The Israeli-Palestinian Peace Process Is Revived August 15, 2013

Yesterday, after five years of dormancy of the peace process between Israel and the Palestinians, the U.S. revived it thanks mostly to the shuttle diplomacy of U.S. Secretary of State John Kerry. Two weeks ago in Washington, D.C., Kerry reportedly told Jewish leaders the U.S. would guarantee Israel’s security in a two-state peace agreement by stationing U.S. troops in critical areas throughout the region. Bad idea! The borderlines between the proposed two states that they are talking about is a Swiss-cheese hodge-podge that will prove difficult to secure.

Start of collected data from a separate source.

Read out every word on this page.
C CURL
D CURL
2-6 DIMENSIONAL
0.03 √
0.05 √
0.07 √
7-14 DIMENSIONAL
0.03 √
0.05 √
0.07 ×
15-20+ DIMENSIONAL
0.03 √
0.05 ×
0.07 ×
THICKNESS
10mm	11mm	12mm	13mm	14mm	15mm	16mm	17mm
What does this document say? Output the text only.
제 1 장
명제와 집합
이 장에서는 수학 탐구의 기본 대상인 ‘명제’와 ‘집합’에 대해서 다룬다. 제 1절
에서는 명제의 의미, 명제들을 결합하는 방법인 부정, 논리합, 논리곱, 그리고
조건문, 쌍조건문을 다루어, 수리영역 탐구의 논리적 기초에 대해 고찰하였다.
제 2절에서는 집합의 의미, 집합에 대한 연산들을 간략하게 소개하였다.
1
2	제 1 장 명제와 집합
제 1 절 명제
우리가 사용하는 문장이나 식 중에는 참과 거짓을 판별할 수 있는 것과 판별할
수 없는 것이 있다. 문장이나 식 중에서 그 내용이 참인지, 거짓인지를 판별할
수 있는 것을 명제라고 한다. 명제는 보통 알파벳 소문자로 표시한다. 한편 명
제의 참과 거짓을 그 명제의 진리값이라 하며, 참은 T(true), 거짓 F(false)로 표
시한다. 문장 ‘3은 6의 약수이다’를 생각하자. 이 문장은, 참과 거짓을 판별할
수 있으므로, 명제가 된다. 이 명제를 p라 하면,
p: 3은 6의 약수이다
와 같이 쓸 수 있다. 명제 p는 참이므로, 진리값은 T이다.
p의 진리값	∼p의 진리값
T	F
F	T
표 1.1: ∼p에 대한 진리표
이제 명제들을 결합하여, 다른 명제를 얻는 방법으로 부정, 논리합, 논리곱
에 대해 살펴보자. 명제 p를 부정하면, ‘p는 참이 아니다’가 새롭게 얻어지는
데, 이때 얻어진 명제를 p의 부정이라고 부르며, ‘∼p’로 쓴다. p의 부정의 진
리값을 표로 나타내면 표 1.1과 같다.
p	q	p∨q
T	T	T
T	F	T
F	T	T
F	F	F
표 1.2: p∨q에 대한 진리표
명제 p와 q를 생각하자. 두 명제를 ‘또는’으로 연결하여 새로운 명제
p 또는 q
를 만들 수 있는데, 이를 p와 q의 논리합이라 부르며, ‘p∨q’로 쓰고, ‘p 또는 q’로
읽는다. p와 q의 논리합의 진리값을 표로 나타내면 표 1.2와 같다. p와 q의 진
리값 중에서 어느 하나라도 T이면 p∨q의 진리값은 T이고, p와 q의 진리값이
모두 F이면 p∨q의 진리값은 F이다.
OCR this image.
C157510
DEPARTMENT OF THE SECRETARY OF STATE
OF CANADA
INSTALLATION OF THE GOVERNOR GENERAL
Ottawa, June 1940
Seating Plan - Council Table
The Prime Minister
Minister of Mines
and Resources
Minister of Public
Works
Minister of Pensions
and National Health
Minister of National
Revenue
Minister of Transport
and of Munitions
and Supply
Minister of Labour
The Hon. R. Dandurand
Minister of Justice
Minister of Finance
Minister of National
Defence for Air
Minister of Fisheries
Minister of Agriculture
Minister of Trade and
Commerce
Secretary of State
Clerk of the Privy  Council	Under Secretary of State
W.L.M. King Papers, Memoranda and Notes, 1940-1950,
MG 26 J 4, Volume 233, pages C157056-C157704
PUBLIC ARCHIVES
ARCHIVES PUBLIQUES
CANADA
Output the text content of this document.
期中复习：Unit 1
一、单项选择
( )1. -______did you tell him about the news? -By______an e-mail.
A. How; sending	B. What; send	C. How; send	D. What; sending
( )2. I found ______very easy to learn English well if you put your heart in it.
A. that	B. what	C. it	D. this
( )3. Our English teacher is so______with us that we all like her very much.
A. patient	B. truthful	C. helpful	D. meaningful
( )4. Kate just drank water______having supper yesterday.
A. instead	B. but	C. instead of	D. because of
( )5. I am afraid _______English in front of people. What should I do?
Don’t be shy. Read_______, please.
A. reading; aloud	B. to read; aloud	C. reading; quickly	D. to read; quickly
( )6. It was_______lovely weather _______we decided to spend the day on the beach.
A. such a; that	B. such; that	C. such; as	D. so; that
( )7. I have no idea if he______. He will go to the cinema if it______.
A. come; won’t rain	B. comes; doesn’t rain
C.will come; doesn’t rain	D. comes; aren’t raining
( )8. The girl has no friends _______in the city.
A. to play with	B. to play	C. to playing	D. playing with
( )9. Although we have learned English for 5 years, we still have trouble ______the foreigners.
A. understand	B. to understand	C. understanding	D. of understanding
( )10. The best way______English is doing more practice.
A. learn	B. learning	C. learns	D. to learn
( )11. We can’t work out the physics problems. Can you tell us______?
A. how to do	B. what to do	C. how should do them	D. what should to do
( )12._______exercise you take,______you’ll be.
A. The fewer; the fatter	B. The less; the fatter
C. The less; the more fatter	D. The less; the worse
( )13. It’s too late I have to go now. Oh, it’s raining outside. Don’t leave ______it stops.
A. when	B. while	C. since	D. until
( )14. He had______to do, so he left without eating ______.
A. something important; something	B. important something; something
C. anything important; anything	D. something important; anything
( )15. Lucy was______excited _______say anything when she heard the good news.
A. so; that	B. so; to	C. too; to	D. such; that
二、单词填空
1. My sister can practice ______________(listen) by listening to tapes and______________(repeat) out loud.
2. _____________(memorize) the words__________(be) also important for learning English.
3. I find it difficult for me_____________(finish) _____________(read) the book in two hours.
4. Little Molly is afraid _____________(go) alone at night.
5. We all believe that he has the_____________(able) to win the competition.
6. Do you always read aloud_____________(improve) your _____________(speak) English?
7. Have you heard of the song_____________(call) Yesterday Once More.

That’s one of the many reasons I say there should be two completely separate states, having no non-contiguous lands, lying side-by-side. This language–“two states lying side-by-side”–was first invoked by George W. Bush while U.S. President. That’s what I say, but none of the leaders and negotiators in this peace process have really ever envisioned such a result. Establishing a Palestinian state in a Swiss-cheese West Bank and a Gaza Strip twenty miles away from it certainly cannot be deemed “two states lying side-by-side. But establishing a Palestinian state only in the Mediterranean coastal plain as a very, enlarged Gaza Strip stretching from just south of Tel Aviv southward to El Arish will indeed result in “two states lying side-by-side.” The security of this arrangement is manageable, but the security of a the solution the world focuses upon is not very manageable.